All too often, people confuse groupthink with morals. With a little dialog, I suspect that we could identify some accused murderers that you would excuse.
But myerbergs_army's stated rationale was not that Le Roux is fair game for doxxing because he's so bad, it was that he was fair game because his activities are newsworthy.
Honestly, I don't have a clue. Who gets to decide? Some murderers are presidents, and others are on trial. There's really no point in arguing about it.
Are moral rules situationally dependent on the personal feelings of the person subject to those rules? I would hate to be in jail, but I think it's morally and ethically valid to put people in jail in certain circumstances. Similarly I think that politicians and public figures should be subject to a high degree of scrutiny and transparency about their personal lives, even though I personally wouldn't enjoy such treatment.
By "feel", I meant more what you might feel justified in doing about it. The key "moral rule" for me is to only mess with people who have messed with me. I don't get into third-party stuff, and I have little sympathy for those who do.
So what you're saying is, it would be moral for this guy's murder victims to dox him, but not a reporter? The funny thing with murderers is that they can only really be stopped by third parties.
I have little use for assessing morality.

Anybody can do whatever they want. And they get whatever they get.

My parent question was more about the reporter's OPSEC. That is, the risks that he's taken.

Wait, what? I was directly responding to your criteria for assessing morality.
Germany has the concept 'people of public interest' for which different rules concerning media appearance and photographs apply. Politicians are an example. You could argue that it applies in this case as well.

Wrong country of course, but the idea as an ethical code is out there, that the public has some right for information on some, and only some, people.

U.S. law has a similar concept; see https://en.wikipedia.org/wiki/Public_figure.
Don't you know it's only ok when a given journalist has the blessing of the status quo and doesn't use automatic means (google doesn't count anymore of course, but copypasta of random code to help one on one's search is a big no no) of releasing such information?

If such a "journalist" wanted to write (about potentially classified™ information) about people working for defense contractors who create products only a minority of people care to voice dissent but has the blessing of the status quo, it wouldn't be ok because it would put lives at danger™. There is also an exception to this for when a billionaire helps you write about such info, but only less than 1% of it will ever see the light of day, and one must consult with the thought leaders™ of the status quo in order to have a voice where all the token freedom loving organizations also supported by such billionaire will blogspam such carefully vetted position on one's behalf.

I might feel upset, I guess.
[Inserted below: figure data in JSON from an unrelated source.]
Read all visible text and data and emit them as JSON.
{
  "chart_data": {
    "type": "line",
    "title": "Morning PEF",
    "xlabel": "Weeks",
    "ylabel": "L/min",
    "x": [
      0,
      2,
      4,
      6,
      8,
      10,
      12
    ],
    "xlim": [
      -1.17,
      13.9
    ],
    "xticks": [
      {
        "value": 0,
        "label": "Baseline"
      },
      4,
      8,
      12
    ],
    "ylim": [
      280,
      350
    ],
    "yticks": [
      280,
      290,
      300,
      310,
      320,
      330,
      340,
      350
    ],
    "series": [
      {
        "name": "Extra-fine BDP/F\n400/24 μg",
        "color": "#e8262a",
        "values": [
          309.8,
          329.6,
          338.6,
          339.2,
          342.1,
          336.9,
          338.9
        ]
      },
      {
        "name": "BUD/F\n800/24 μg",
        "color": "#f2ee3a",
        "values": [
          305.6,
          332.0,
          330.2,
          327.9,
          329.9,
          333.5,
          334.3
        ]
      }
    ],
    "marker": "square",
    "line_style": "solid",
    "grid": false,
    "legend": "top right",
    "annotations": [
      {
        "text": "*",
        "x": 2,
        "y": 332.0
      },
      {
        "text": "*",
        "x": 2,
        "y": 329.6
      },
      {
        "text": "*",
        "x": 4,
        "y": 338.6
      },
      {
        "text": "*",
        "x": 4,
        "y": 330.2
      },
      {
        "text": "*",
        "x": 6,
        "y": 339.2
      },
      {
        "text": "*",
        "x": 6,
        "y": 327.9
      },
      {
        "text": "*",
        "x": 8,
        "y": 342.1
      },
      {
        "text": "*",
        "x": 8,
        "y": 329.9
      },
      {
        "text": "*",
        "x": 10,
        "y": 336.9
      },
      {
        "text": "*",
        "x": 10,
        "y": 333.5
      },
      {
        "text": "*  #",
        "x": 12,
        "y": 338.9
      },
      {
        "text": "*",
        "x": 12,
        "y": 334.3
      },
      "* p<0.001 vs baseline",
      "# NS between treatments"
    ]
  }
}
If you don't want that to happen, don't do anything newsworthy.
> As the series hopefully shows, Le Roux was a hugely newsworthy figure for many different reasons, so reporting his background and how he got there is part of understanding where he is now.

Wasn't this Gawkers main argument in their defense against the hulk.

I do not understand the comparison you are trying to make. Gawker was sued for releasing a clip of the actual sex tape. Everyone involved stipulated that a detailed story about the tape would have been fine.
No, not quite. Their main argument was that it was newsworthy and "it", in particular, was the video and not the article. The article itself could exist, but without the video. The video couldn't as there was a reasonable expectation of privacy.

They were sued because they refused to take down the video and their defense was absolutely terrible in every regard including joking in legally binding statements without going through and marking them as jokes/sarcasm: so they are taken at face value in the court of law.

Making jokes about child porn ("newsworthy if the actor is over the age of four") isn't how you win over jurors.